Quelle iridi maledette chiedevano di continuare.
Sai Sasuke, non so nemmeno io perché sono
qui.
Naruto cominciò ad analizzare i suoi calzari.
Quel che
è fatto è fatto e certo ne tu , ne io possiamo tornare indietro e cancellare
tutto quello che è successo. Forse sarebbe bello, ma non sono del tutto scemo
come mi credi, so benissimo che noi non possiamo essere più compagni.
Sinceramente ora ti considero più amico di altre persone.
Erano sporchi di polvere. Non era sicuro che avrebbe avuto voglia di pulirli.
Anzi tu sei l’unico
che io possa considerare un vero amico.
Trovava
i suoi pensieri strani ed ingestibili. Si sarebbe morso la lingua
pittosto che esternarli. Se dalla sua bocca fosse uscito uno di quei
discorsi mentali, si sarebbe morso la lingua fino a farsela sanguinare.
No,
noi siamo stati amici.
«…Noi siamo
nemici ».
Sentite
quelle
parole, Sasuke si voltò completamente verso il biondo. Era
strano, ma per la
prima volta dopo tanto tempo l’aria aveva una consistenza. Le
parole erano
taglienti. Quella era una dichiarazione di guerra. Ed era bellissimo.
L’Uchiha
pensò che poteva riconoscersi bene nel ruolo del nemico. Lui era
il nemico. Nemico
del suo stesso sangue. Lui era il nemico che conosceva
l’avversario e sapeva
dare una nuova dimensione alla crudeltà. A lungo il moro era
stato nemico di se
stesso, ed ora se ne compiaceva. Se non lo fosse stato, non sarebbe mai
assaporato questo momento. Non si sarebbe mai riconosciuto nemico.
Il biondo era il
suo passato. Sasuke non stringeva nelle mani il proprio futuro. E questa era
una debolezza. Si era dimenticato il suo obiettivo. Forse le sue gambe dovevano
solo condurlo fino a quel luogo, davanti all’unico amico, a confessarsi nemici.

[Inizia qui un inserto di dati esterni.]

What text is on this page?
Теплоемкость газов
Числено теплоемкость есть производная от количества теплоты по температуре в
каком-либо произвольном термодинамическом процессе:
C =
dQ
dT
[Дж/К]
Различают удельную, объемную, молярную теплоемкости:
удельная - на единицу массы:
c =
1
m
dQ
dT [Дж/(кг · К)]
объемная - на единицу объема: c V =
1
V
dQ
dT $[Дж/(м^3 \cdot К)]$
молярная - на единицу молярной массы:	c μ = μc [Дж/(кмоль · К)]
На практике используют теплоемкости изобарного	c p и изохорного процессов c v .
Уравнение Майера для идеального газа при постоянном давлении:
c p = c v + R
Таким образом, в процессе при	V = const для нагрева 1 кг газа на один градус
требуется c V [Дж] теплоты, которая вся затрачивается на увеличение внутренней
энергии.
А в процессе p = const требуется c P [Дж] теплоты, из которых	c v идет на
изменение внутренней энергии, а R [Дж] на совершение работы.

L'odore acre dell'erba inebriò i suoi polmoni.
«Cosa voglio?»
Sai cosa voglio, Sasuke? Ho promesso pace e
voglio ottenerla. Ma se non conquisto la mia pace non potrò mai portarla in
questo mondo. Tu, bastardo, sei la mia piaga. Finché io e te non regoleremo i
conti, io non saprò se avrò la forza di rendere giustizia in questo mondo.
Naruto,
guardando il suolo, prese a camminare. Contava i passi che li separavano.
Cinque. Sei. Otto. Dieci. Undici. Undici passi per stare di nuovo al fianco del
proprio compagno. Le gambe pesanti come mai nella sua vita. Ma ormai era
l’istinto che lo guidava e quella nuova ragionata avventatezza.
Sasuke
continuava a guardare avanti. Attendeva una risposta.
Si desidera una cosa solo quando non la si può
più ottenere. Il ninja della foglia aveva paura di perdere per sempre
l’occasione per far finire tutto. Era certo che esclusivamente loro conoscessero
il modo per trovare le ragioni delle proprie
esistenze.
Un attimo eterno
pareva poter decidere il senso del loro incontro. Immobili nel silenzio della
foresta cullata dal vento.
Naruto sollevo
il braccio, caricando un pugno.
Sasuke sentì la
pressione sulla spalla. La mano chiusa del nemico. Calda di calore umano. Il
vento prese vigore e spazzò via le incertezze.
«Battiamoci». Un
sibilo nella ritrovata voce del bosco.
La stretta si
sciolse ed il palmo aderì alla spalla nuda. Una spinta per allontanarsi ed
oltrepassarlo. L’ululato dell’aria tra gli alberi lì spinse l’uno agli antipodi
dell’ altro.
«Ti va?».
I due si
fermarono. In piena contemplazione del proprio nemico. Naruto aveva espresso la
sua volontà. Sasuke sembrava avere silenziosamente
accettato. Il cielo si muoveva sopra di loro. Le chiome danzavano. Le ombre si
rincorrevano.
Naruto portò le
mani alla nuca, sul nodo che reggeva il comprifronte. Con
calma, gustando la sensazione di quella stoffa sotto i polpastrelli, lo sciolse. La fascia
si allentò e gli scese di un poco lungo la fronte. Lo afferrò per una delle sue
estremità liberate e se lo sfilò definitivamente, lasciando la chioma libera di
essere torturata dalla brezza violenta. Quel coprifronte se lo era sudato, ma
ora lo odiava. Fu l’adrenalina in circolo a fargli chiudere il pugno attorno a
quella dannata piastra di metallo. Forse, fu l’emozione a fargli scaraventare
quell’oggetto lontano, oltre le sue spalle.
Gli occhi
cerulei si incotrarono con quelli vermigli. Naruto sorrise, come non faceva da
tempo. Seguendo il suo avversario si preparò per combattere. Non si sarebbe mai
aspettato che in un situazione come quella, lui fosse felice. In quel ghigno di
sfida c’era tutto quello che aveva provato in quella lunga lontananza. Gioia.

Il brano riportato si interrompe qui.